4.2 Uma primeira questão: a invisibilidade da mulher como produtora de

4.2.1 A invisibilidade da mulher ou o silêncio das fontes?

4.2.1.4 Atuação do movimento feminista para mudanças de discursos

O movimento feminista da década de 1960, ao envolver inúmeras mulheres artistas, ligadas à Segunda Onda do Feminismo, fez com que historiadoras/es acrescentassem aos conteúdos consagrados da História da Arte, aquilo que foi chamado de arte das minorias (arte negra, arte feminista, arte gay), ou como afirma

Lucie-Smith (1998) arte baseada num tema. A opção por um tema possibilitou à/ao artista contemporânea/o valer-se de sua arte para dar voz aos grupos que se sentiam desconsiderados socialmente em suas manifestações artísticas. Foi a partir deste novo encaminhamento do campo da arte (foco no conteúdo ou no tema) que se destacaram obras realizadas por artistas feministas, sendo algumas ligadas ao pós-estruturalismo. Para que se chegasse a essa nova realidade, na qual a mulher mostra-se relativamente visível, foi necessário que ocorresse a desconstrução da idéia de naturalização e de essencialismo; foram necessários quase dois séculos de feminismo, com intensas lutas de muitas mulheres e alguns homens em diferentes frentes. Como afirma Reverter-Bañon (2003, p.45),

num mundo com complexidades somente compreendidas a partir dos pressupostos pós-modernos, com uma globalização em fase inicial que nos desafia ao mesmo tempo que ameaça, [...] o feminismo foi diversificando enormemente sua agenda e perspectivas.

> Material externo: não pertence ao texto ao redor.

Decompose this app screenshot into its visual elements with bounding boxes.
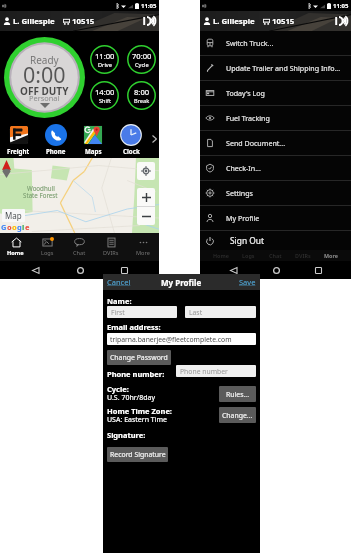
button[interactable]: Connection status	[333, 13, 348, 29]
staticText: Change...	[222, 411, 253, 420]
button[interactable]: More	[127, 233, 159, 261]
button[interactable]: 70:00	[127, 45, 156, 74]
staticText: g	[17, 222, 22, 232]
staticText: Today's Log	[226, 88, 265, 98]
staticText: Name:	[107, 296, 132, 306]
staticText: o	[7, 222, 12, 232]
staticText: e	[25, 222, 30, 232]
button[interactable]: Change...	[219, 407, 256, 423]
staticText: Signature:	[107, 430, 146, 440]
button[interactable]: Cancel	[107, 277, 131, 287]
button[interactable]: Maps	[74, 120, 112, 158]
staticText: Phone number	[180, 367, 228, 376]
button[interactable]: Rules...	[219, 386, 256, 402]
staticText: G	[1, 222, 7, 232]
button[interactable]: Back	[224, 261, 242, 279]
staticText: Switch Truck...	[226, 38, 274, 48]
staticText: Chat	[73, 249, 86, 257]
button[interactable]: 8:00	[127, 81, 156, 110]
staticText: Woodhull	[27, 184, 55, 192]
button[interactable]: Phone	[37, 120, 74, 158]
button[interactable]: Home	[0, 233, 31, 261]
button[interactable]: Check-In...	[200, 156, 351, 180]
staticText: Chat	[269, 252, 282, 259]
staticText: Send Document...	[226, 138, 286, 148]
staticText: DVIRs	[103, 249, 119, 257]
staticText: Home Time Zone:	[107, 406, 172, 416]
button[interactable]: Home	[71, 261, 89, 279]
button[interactable]: Freight	[0, 120, 37, 158]
button[interactable]: Switch Truck...	[200, 31, 351, 55]
staticText: 14:00	[95, 87, 115, 97]
staticText: 11:05	[141, 2, 157, 10]
button[interactable]: Home	[267, 261, 285, 279]
staticText: 11:00	[95, 51, 115, 61]
button[interactable]: Fuel Tracking	[200, 106, 351, 130]
staticText: triparna.banerjee@fleetcomplete.com	[110, 335, 232, 344]
staticText: 8:00	[134, 87, 150, 97]
staticText: My Profile	[226, 213, 260, 223]
button[interactable]: Phone number	[176, 365, 256, 377]
staticText: Phone	[46, 147, 66, 155]
button[interactable]: Zoom in	[137, 188, 155, 206]
button[interactable]: Settings	[200, 181, 351, 205]
staticText: Ready	[30, 53, 59, 67]
staticText: Maps	[85, 147, 102, 155]
button[interactable]: Chat	[63, 233, 95, 261]
button[interactable]: My Profile	[200, 206, 351, 230]
button[interactable]: Logs	[31, 233, 63, 261]
staticText: Drive	[98, 61, 112, 69]
button[interactable]: Zoom out	[137, 207, 155, 225]
staticText: Rules...	[226, 390, 250, 399]
button[interactable]: Connection status	[141, 13, 156, 29]
staticText: More	[324, 252, 338, 259]
staticText: My Profile	[161, 277, 202, 288]
button[interactable]: Update Trailer and Shipping Info...	[200, 56, 351, 80]
staticText: Freight	[7, 147, 30, 155]
button[interactable]: Recents	[115, 261, 133, 279]
staticText: Home	[7, 249, 24, 257]
staticText: Break	[134, 97, 150, 105]
button[interactable]: 14:00	[90, 81, 119, 110]
button[interactable]: Last	[185, 306, 256, 318]
button[interactable]: Ready	[3, 37, 86, 118]
button[interactable]: Back	[26, 261, 44, 279]
staticText: Home	[213, 252, 229, 259]
staticText: State Forest	[23, 191, 58, 199]
staticText: 10515	[72, 16, 95, 27]
staticText: Cycle	[135, 61, 149, 69]
button[interactable]: Record Signature	[107, 447, 168, 462]
staticText: Email address:	[107, 322, 161, 332]
button[interactable]: Save	[239, 277, 256, 287]
staticText: Logs	[242, 252, 255, 259]
button[interactable]: Clock	[112, 120, 150, 158]
staticText: USA: Eastern Time	[107, 415, 168, 425]
button[interactable]: Recents	[309, 261, 327, 279]
staticText: L. Gillespie	[13, 16, 55, 27]
button[interactable]: Map	[2, 209, 25, 222]
staticText: Sign Out	[230, 235, 265, 246]
staticText: l	[22, 222, 25, 232]
staticText: More	[136, 249, 150, 257]
staticText: Check-In...	[226, 163, 261, 173]
staticText: 11:05	[333, 2, 349, 10]
staticText: Settings	[226, 188, 253, 198]
button[interactable]: My location	[137, 162, 155, 180]
staticText: OFF DUTY	[20, 84, 69, 98]
button[interactable]: More apps	[150, 120, 159, 158]
staticText: Shift	[99, 97, 111, 105]
staticText: Personal	[29, 93, 60, 103]
button[interactable]: triparna.banerjee@fleetcomplete.com	[107, 333, 256, 345]
button[interactable]: Today's Log	[200, 81, 351, 105]
button[interactable]: First	[107, 306, 177, 318]
staticText: Logs	[41, 249, 54, 257]
staticText: 70:00	[132, 51, 152, 61]
button[interactable]: DVIRs	[95, 233, 127, 261]
button[interactable]: Send Document...	[200, 131, 351, 155]
button[interactable]: Sign Out	[200, 231, 351, 250]
staticText: U.S. 70hr/8day	[107, 393, 156, 403]
button[interactable]: 11:00	[90, 45, 119, 74]
staticText: Clock	[123, 147, 140, 155]
button[interactable]: Change Password	[107, 350, 171, 365]
staticText: Change Password	[110, 353, 168, 362]
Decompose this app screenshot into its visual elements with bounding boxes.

Em decorrência disso, a década de 1990 passa a ter um significado especial, uma vez que “começou a questionar o conceito de gênero e o sistema sexo/gênero organizado sobre ele” (REVERTER-BAÑON, 2003, p.45).

Considera esta autora que a filosofia construtivista da década de 1990 desenvolveu, de maneira cada vez mais clara e contundente, a noção de identidade como artefato construído em todas as suas dimensões. Porém, há reações entre os investigadores ortodoxos das academias que não atendem a este tipo de teorização dos últimos feminismos. Apesar das dificuldades presentes, frente aos novos encaminhamentos filosóficos, o mérito das teóricas feministas, como Scott (1996), parece ter sido fazer visível a idéia de construção de gênero ou de que as diferenças entre homens e mulheres são decorrentes de construções sociais baseadas nas diferenças entre os sexos.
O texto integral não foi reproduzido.